The initiatives have seen significant breakthroughs in the way that technology and alternative fuel sources can be used to future-proof bus transportation for the future.

First driverless bus trial takes place in Victoria

Source: Herald Sun

Victoria’s La Trobe University is looking towards the future with trials starting on campus with the state’s first self-driving bus.

It is hoped that driverless technology will see students, teachers and university users ferried between buildings within the campus travelling at a cruisy top of 20km/h.

The autonomous vehicle will have 3 stops that can take up to 12 people to their desired location via a touchscreen input within the vehicle. From a safety perspective, the bus is fitted with 360-degree cameras and multiple input sensors to ensure the bus can interact smoothly with other road users.

“The University is already on its way towards creating smart campuses that make it easier for students to use technology and enhance their education experience,” La Trobe University Deputy Vice-Chancellor (Research) Professor Keith Nugent said.

“Our Centre for Technology Infusion will be coordinating the shuttle trials and have long been involved in developing technology that links businesses, enhances mobility and shapes smart cities of the future.”

VicRoads, RACV, Keolis Downer, HMI and ARRB are key collaborators on the project alongside the university.

1000 miles on a single charge

Meanwhile, an electric powered bus travelled a game-changing 1000 miles on one charge, as part of a recent trial undertaken from California to Indiana in the USA.

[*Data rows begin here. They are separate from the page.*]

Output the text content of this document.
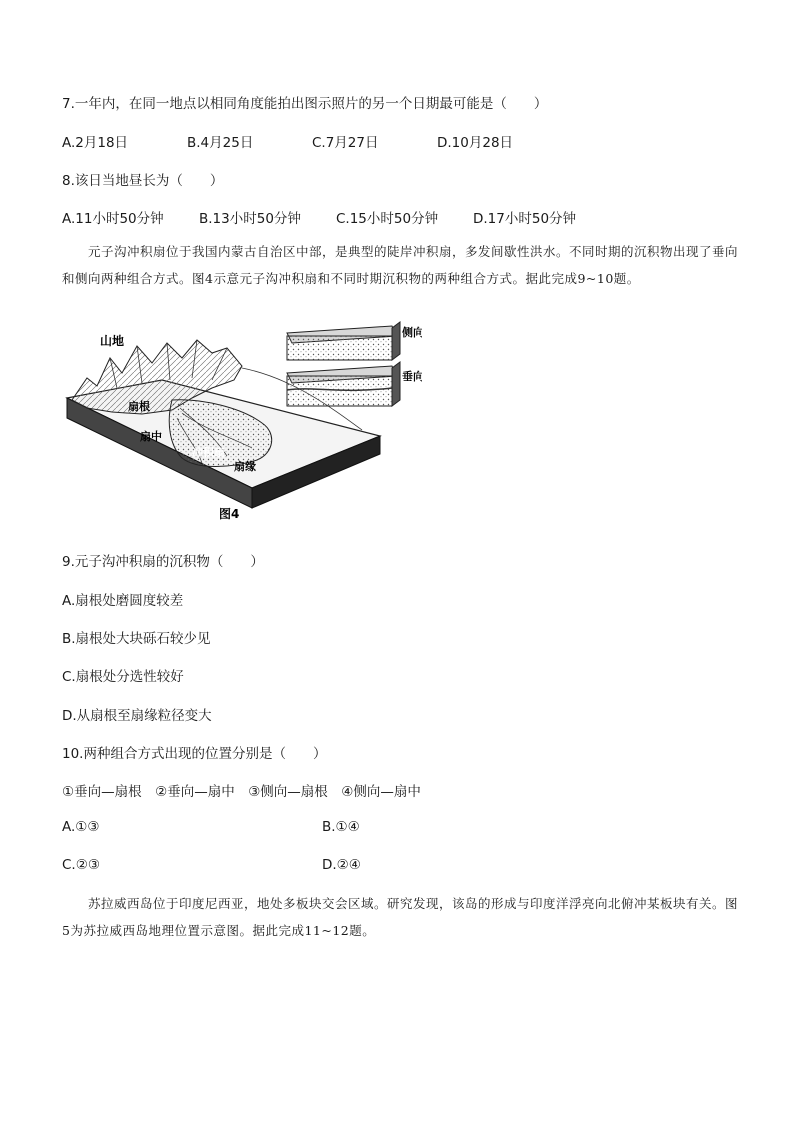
7.一年内，在同一地点以相同角度能拍出图示照片的另一个日期最可能是（　　）
A.2月18日	B.4月25日	C.7月27日	D.10月28日
8.该日当地昼长为（　　）
A.11小时50分钟	B.13小时50分钟	C.15小时50分钟	D.17小时50分钟
元子沟冲积扇位于我国内蒙古自治区中部，是典型的陡岸冲积扇，多发间歇性洪水。不同时期的沉积物出现了垂向和侧向两种组合方式。图4示意元子沟冲积扇和不同时期沉积物的两种组合方式。据此完成9~10题。
山地
扇根
扇中
冲积扇
扇缘
侧向
垂向
图4
9.元子沟冲积扇的沉积物（　　）
A.扇根处磨圆度较差
B.扇根处大块砾石较少见
C.扇根处分选性较好
D.从扇根至扇缘粒径变大
10.两种组合方式出现的位置分别是（　　）
①垂向—扇根　②垂向—扇中　③侧向—扇根　④侧向—扇中
A.①③	B.①④
C.②③	D.②④
苏拉威西岛位于印度尼西亚，地处多板块交会区域。研究发现，该岛的形成与印度洋浮亮向北俯冲某板块有关。图5为苏拉威西岛地理位置示意图。据此完成11~12题。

The Proterra Catalyst E2 Max moved a record 1,772.2 km before its battery pack ran out of power, bringing compelling evidence that large electric vehicles could be powered to run over long distances.

The 40-foot bus was outfitted with a 660 kWh battery pack for the trial — the equivalent of 11 Chevy Bolts— and according to the company, it could be back at full capacity in just an hour using Proterra’s high-speed charging system.

“For our heavy-duty electric bus to break the previous world record of 1,013.76 miles, which was set by a light-duty passenger EV 46 times lighter than the Catalyst E2 max, is a major feat,”

Proterra’s chief commercial officer Matt Horton said.

“This record achievement is a testament to Proterra’s purpose-built electric bus design, energy-dense batteries, and efficient drivetrain.”

“Driven by the best cost savings-per-mile, we believe the business case for heavy-duty electric buses is superior to all other applications, and that the transit market will be the first to transition completely to battery-electric powered vehicles,” Ryan Popple, Proterra CEO said.

“Early electric bus adopters like our first customer, Foothill Transit, have paved the way for future heavy-duty applications, like motor coaches and commercial trucks. As we see incumbents and more companies enter the heavy-duty EV market, it has become very apparent that the future is all-electric, and the sun is setting on combustion engine technology.”